I'm in the process of creating a GUI in Netbeans 6.1 for my senior design project but i've run into an annoying snag. Temporary Windows like my login PopUp and others wont disappear when i tell it. I've been researching how to solve this for about 2 months on an off. I've even mad a separate thread for my Pop Up but it still wont work....the only way it will disappear if i literally dont mess with any of the other GUI components....my sample code should help describe my anger...dont mind the shadow code, it was for testing purposes, which obviously didnt help.
//This method is called once a user presses the "first" login button on the main GUI
public synchronized void loginPopUpThread() {
doHelloWorld = new Thread(){
@Override
public synchronized void run()
{
try
{
loginPopUpFrame.pack();
loginPopUpFrame.setVisible(true);
System.out.println("waitin");
doHelloWorld.wait();
System.out.println("Not Sleepin..");
loginPopUpFrame.pack();
loginPopUpFrame.setVisible(false);
}
catch (InterruptedException e)
{
}
}
};
doHelloWorld.start();
//This is called when the "second" loginB is pressed and the password is correct...

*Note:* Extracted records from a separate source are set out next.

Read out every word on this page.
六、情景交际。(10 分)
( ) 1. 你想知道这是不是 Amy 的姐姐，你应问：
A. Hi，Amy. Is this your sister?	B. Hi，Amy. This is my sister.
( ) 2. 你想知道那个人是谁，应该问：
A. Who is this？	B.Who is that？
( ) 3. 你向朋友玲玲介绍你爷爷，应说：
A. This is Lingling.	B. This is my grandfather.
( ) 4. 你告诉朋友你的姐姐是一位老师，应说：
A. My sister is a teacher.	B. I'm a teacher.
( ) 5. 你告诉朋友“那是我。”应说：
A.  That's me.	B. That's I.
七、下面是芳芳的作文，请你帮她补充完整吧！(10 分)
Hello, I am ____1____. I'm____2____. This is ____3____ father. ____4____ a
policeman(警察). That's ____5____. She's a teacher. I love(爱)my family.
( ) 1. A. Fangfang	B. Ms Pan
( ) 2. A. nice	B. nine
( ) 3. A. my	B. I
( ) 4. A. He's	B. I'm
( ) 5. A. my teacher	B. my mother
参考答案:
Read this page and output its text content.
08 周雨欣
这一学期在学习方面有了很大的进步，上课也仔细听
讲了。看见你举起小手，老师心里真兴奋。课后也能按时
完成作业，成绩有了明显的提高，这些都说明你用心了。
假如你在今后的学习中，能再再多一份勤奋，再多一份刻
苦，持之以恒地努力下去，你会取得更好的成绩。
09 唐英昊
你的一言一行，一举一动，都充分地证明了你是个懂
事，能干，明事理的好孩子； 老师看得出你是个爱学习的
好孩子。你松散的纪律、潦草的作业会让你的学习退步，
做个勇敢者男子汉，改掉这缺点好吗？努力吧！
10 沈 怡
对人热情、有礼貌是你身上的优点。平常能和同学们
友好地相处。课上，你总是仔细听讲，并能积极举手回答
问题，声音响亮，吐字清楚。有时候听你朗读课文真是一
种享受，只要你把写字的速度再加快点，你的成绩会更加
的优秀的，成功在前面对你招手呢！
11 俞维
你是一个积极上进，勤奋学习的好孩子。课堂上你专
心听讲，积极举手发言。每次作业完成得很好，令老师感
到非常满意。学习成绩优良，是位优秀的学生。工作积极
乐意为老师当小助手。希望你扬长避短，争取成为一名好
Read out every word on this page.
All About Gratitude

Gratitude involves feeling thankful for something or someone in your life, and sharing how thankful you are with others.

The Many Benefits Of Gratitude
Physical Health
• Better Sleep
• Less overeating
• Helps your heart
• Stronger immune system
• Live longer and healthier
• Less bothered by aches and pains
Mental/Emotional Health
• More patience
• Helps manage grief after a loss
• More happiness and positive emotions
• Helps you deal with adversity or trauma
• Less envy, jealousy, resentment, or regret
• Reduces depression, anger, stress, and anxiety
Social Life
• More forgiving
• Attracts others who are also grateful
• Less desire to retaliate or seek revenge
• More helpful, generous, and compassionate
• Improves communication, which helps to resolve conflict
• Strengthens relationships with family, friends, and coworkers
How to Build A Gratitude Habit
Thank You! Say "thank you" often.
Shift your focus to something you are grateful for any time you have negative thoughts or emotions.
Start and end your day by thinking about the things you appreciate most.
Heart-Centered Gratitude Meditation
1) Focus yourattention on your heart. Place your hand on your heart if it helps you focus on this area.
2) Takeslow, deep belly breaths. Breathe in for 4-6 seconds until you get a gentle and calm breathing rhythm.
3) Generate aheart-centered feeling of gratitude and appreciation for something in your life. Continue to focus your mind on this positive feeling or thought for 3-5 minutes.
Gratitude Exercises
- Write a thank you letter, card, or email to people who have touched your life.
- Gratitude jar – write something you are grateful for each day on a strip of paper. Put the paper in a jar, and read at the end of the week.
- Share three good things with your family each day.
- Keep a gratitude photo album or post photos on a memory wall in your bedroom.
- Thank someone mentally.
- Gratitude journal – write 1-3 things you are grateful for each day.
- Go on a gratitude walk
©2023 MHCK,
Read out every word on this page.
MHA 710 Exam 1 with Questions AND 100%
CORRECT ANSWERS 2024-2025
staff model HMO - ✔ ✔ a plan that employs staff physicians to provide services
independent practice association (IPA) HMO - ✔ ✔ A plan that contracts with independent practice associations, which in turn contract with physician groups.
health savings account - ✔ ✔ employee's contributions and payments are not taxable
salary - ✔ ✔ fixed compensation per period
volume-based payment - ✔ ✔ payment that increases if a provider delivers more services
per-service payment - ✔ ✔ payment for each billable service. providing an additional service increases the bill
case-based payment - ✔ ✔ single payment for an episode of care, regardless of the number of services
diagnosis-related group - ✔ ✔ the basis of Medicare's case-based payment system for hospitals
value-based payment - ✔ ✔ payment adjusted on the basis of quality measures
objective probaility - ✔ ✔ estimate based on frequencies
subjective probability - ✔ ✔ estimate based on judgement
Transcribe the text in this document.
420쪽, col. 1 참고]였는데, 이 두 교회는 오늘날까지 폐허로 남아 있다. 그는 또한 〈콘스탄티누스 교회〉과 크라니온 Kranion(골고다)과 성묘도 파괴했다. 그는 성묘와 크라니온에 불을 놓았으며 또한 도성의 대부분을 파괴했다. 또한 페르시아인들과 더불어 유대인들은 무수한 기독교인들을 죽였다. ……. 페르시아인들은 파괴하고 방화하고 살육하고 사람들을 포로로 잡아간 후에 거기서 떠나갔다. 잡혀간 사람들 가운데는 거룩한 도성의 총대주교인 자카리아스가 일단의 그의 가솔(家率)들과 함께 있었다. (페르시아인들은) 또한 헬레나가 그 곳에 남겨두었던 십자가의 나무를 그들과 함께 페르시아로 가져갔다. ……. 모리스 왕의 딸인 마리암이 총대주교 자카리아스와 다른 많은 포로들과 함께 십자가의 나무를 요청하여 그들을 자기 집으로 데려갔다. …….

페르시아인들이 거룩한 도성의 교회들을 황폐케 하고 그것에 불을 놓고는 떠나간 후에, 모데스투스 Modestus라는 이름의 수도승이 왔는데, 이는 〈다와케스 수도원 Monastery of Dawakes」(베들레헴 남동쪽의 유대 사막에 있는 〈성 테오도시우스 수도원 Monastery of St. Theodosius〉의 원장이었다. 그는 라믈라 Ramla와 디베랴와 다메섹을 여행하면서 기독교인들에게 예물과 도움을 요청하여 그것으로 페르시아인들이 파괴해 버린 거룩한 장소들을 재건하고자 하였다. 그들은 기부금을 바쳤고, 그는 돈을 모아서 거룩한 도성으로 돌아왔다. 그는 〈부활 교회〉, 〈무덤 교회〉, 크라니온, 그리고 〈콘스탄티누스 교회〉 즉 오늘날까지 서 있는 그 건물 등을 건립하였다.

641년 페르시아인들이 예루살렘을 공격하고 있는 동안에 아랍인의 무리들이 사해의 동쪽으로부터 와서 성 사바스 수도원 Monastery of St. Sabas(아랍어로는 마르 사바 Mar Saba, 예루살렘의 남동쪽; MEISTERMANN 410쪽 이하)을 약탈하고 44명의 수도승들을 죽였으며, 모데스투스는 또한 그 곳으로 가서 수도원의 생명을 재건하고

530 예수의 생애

public synchronized void notifyPopUp() {
synchronized(doHelloWorld) {
doHelloWorld.notifyAll();
System.out.println("Notified");
}
}
I've also tried Swing Utilities but maybe i implemented it wrong as it's my first time using them. It essentially does the same thing as the code above except the window freezes when it gets to wait, which the above code doesnt do:
javax.swing.SwingUtilities.invokeLater(new Runnable() {
public synchronized void run() {
try
{
loginPopUpFrame.pack();
loginPopUpFrame.setVisible(true);
System.out.println("waitin");
wait();
System.out.println("Not Sleepin.");
loginPopUpFrame.pack();
loginPopUpFrame.setVisible(false);
}
catch (InterruptedException e)
{
}
}
});
PLEASE HELP ME!!!
Rules of thumb:
So the answer to how you solve this problem is "some other way"...
Standing back from the problem a bit, what is it you're actually trying to do? If you just want a login dialog to wait for the user to enter user name and password, is there a reason not to just use a modal JDialog (after all, that's what it's there for...).
If you really do want some arbitrary thread to wait for a signal to close the window/manipulate the GUI, then you need to do the waiting in the other thread, and then make that thread call SwingUtilities.invokeLater() with the actual GUI manipulation code.
P.S. There are actually some GUI manipulation methods that it is safe to call from other threads, e.g. calls that are "just setting a label" are often safe. But which calls are safe isn't terribly well-defined, so it's best just to avoid the issue in practice.